If left to my own devices, I can spend hours if not days getting lost in a plethora of words that suddenly appeal to me but have nothing to do with my original search. Take the word ululation. When I was at the Visual Thesaurus website, there it was. The word of the day. Ululation: the art of crying out in a high-pitched loud voice while rapidly moving the tongue and the uvula. I refrained from going to YouTube and watching a video showing this practice.

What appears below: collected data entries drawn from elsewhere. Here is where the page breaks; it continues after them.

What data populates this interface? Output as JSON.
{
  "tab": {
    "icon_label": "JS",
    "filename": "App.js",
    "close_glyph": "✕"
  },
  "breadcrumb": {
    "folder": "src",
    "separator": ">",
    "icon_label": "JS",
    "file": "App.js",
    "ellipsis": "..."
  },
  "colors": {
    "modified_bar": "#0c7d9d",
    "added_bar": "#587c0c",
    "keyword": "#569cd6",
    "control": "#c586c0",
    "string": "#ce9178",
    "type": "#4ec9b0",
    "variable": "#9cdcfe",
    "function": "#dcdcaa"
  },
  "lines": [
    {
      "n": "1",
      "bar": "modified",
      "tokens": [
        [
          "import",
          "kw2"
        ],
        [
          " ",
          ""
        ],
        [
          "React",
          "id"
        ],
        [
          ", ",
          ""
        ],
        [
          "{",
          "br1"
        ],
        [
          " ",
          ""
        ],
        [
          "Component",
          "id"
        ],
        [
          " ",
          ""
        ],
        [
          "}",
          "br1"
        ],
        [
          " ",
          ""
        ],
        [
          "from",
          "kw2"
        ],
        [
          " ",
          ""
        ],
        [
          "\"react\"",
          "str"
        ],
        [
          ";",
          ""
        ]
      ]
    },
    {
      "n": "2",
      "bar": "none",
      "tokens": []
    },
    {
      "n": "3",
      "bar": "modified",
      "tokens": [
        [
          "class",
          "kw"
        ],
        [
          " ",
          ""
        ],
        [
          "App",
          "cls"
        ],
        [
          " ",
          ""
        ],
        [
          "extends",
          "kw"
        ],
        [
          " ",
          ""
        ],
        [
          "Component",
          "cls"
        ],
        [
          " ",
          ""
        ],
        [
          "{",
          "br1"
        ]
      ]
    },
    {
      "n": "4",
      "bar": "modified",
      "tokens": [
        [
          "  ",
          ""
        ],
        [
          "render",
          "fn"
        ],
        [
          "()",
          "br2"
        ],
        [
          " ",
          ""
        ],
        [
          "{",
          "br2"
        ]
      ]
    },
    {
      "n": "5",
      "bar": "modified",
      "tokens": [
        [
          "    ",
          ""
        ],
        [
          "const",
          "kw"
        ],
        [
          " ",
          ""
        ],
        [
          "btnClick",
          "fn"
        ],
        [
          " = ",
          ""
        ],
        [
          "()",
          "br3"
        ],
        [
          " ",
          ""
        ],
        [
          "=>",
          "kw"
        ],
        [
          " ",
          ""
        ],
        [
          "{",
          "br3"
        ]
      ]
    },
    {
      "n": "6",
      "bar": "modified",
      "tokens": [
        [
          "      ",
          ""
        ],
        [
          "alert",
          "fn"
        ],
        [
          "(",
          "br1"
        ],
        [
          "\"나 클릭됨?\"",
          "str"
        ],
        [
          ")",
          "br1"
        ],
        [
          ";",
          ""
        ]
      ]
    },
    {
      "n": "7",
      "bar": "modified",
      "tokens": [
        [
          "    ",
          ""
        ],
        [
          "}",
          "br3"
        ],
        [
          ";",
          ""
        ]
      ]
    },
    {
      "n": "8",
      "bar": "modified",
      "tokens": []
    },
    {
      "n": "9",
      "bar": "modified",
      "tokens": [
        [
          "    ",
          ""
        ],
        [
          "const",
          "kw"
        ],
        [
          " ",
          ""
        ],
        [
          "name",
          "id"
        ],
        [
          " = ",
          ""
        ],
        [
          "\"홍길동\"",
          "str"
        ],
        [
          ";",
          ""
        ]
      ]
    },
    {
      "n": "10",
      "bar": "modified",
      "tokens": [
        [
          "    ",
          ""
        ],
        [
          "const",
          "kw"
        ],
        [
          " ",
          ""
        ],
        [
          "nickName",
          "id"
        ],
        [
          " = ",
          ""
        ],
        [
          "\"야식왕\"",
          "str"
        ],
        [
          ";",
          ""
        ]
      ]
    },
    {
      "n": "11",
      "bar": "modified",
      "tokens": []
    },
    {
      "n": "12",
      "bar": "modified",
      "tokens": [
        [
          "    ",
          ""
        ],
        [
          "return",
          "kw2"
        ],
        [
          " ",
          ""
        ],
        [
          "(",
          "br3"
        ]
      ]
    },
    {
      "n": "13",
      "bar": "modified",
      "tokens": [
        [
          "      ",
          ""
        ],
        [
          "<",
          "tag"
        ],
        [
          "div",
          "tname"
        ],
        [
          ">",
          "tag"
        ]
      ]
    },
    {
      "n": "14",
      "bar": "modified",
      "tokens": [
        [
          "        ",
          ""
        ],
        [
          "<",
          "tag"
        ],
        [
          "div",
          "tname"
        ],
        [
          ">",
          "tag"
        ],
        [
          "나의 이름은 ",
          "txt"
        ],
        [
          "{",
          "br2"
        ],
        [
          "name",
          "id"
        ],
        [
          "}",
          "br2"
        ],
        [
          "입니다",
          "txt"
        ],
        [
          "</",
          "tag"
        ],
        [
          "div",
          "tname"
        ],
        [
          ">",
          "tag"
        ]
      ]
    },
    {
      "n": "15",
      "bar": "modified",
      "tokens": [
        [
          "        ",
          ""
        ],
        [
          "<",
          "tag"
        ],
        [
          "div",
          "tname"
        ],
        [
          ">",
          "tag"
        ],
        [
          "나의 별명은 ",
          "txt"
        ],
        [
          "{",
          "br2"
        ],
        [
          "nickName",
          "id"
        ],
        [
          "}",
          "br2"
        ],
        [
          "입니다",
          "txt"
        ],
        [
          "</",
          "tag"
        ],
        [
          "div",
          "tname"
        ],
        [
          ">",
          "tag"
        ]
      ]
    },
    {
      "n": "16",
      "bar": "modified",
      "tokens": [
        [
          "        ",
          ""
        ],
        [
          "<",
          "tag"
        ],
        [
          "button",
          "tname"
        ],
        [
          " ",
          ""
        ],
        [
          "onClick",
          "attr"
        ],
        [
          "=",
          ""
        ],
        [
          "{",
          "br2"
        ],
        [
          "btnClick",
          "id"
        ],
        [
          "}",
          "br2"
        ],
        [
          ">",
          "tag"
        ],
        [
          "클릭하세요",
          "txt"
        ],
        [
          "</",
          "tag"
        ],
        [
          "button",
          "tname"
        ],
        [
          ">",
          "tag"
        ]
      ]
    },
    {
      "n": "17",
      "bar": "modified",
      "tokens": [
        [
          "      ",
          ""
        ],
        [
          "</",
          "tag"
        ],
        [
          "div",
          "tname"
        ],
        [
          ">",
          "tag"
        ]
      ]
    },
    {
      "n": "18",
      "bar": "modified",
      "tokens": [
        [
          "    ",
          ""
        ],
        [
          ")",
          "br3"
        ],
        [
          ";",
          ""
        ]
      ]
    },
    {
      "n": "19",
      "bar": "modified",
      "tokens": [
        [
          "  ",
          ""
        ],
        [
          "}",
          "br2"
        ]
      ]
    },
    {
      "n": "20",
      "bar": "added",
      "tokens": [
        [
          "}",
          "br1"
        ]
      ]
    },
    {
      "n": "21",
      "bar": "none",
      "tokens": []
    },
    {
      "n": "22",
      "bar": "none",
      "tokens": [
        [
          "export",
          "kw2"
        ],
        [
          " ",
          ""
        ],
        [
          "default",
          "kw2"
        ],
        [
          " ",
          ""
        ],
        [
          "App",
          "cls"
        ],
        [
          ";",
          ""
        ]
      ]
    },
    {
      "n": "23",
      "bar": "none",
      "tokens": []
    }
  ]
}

If it’s a verb I’m looking for, another trick is to go online and look at a product description. Everything is for sale. I could probably find another husband on Amazon if the one I have doesn’t learn to stack the dishwasher right. Product descriptions don’t always work. A lot of them are hackneyed and old hat. But sometimes they trigger the word I’m desperately seeking to come forward in my mind. Also, I’ve bought many an item I didn’t even know I needed using this method.

But the tested, tried, and true for me (yes, I know, hackneyed and old hat) is to put that first, awful word that came to me into the sentence, ghastliness and all. Not only does this allow me to continue with my writing, but the word will grate on me every time I see it and make me crazy. I will begin to ululate in sheer frustration. Eventually, I will stop everything I’m doing and work on the sentence until I find the exact word I need or throw the sentence out. It’s one or the other.

Because no writer wants thwarted readers ululating when the wrong word is allowed to get by.